Bruce Damonte

According to ARCHITECT's Blaine Brownell, a recent report from the nonprofit Trust for America’s Health (TFAH) included the alarming news that nearly 40 percent of American adults are obese.

The finding is based on data from the National Health and Nutrition Examination Survey, which also calculated an obesity rate of 18.5 percent among children. Meanwhile, a report by the Institute for Health Metrics and Evaluation indicated that approximately two-thirds of U.S. adults and 30 percent of children are either overweight or obese. Furthermore, accompanying health conditions such as diabetes and hypertension are also on the rise.

According to the TFAH report, the “underlying causes of obesity are complex and interconnected, ranging from economic and policy dynamics to environmental influences, social norms, and individual and family factors.” But, the research also found "a link between built environments—all the human-made physical aspects of a community—and both physical activity and obesity.”

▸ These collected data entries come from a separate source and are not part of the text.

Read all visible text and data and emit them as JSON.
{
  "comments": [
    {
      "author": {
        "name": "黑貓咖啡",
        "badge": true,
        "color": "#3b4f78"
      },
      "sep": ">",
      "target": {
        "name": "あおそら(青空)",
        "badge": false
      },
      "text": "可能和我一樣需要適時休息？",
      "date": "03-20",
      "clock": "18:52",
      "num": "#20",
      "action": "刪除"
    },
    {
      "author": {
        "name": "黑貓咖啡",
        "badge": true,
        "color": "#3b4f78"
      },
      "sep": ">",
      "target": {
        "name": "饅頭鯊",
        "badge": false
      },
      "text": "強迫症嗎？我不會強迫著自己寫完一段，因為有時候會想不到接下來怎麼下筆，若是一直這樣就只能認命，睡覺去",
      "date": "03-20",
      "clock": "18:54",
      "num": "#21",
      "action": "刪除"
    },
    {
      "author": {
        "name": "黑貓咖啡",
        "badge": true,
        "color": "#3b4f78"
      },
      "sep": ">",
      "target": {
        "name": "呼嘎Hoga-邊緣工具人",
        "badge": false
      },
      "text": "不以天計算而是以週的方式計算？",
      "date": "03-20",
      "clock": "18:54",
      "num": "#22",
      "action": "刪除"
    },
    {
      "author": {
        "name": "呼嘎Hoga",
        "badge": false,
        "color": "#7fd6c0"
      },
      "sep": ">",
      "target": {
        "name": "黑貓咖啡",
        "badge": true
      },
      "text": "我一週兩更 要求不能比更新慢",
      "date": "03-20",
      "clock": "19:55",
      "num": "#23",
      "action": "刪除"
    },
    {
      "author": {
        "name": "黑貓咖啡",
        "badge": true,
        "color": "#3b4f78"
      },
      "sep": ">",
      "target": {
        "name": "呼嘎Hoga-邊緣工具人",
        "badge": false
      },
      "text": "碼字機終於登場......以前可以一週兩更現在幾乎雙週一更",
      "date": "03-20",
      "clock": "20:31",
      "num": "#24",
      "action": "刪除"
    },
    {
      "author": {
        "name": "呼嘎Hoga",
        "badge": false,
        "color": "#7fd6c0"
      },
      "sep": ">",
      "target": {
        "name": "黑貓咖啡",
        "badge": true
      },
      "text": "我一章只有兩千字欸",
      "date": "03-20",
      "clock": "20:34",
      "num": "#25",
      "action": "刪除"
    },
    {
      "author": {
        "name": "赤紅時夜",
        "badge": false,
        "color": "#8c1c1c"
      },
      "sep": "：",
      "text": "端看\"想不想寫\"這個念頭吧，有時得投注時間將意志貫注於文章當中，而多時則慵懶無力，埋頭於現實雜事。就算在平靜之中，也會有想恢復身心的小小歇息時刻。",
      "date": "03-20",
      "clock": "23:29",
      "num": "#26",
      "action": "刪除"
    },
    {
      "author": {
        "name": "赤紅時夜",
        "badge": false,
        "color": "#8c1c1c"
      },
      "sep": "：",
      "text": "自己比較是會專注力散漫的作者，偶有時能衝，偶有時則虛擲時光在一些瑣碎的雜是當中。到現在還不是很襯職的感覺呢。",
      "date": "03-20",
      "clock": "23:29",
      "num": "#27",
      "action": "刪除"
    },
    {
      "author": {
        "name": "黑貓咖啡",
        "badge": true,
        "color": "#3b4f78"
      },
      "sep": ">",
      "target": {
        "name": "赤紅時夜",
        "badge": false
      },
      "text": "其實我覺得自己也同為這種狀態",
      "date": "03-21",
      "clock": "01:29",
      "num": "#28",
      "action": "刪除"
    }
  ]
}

Although much emphasis has been placed on enhancements to outdoor spaces such as bike infrastructure and accessible sidewalks, far less has been done related to buildings. Yes, many feature gymnasiums, playgrounds, fitness centers, and other such environments to elevate human health and well-being. Yet the provision of such spaces is no longer adequate to address our burgeoning national epidemic of obesity and other inactivity-related conditions. Given that we spend roughly 90 percent of our time indoors, the design of interior environments can and should encourage more physical activity.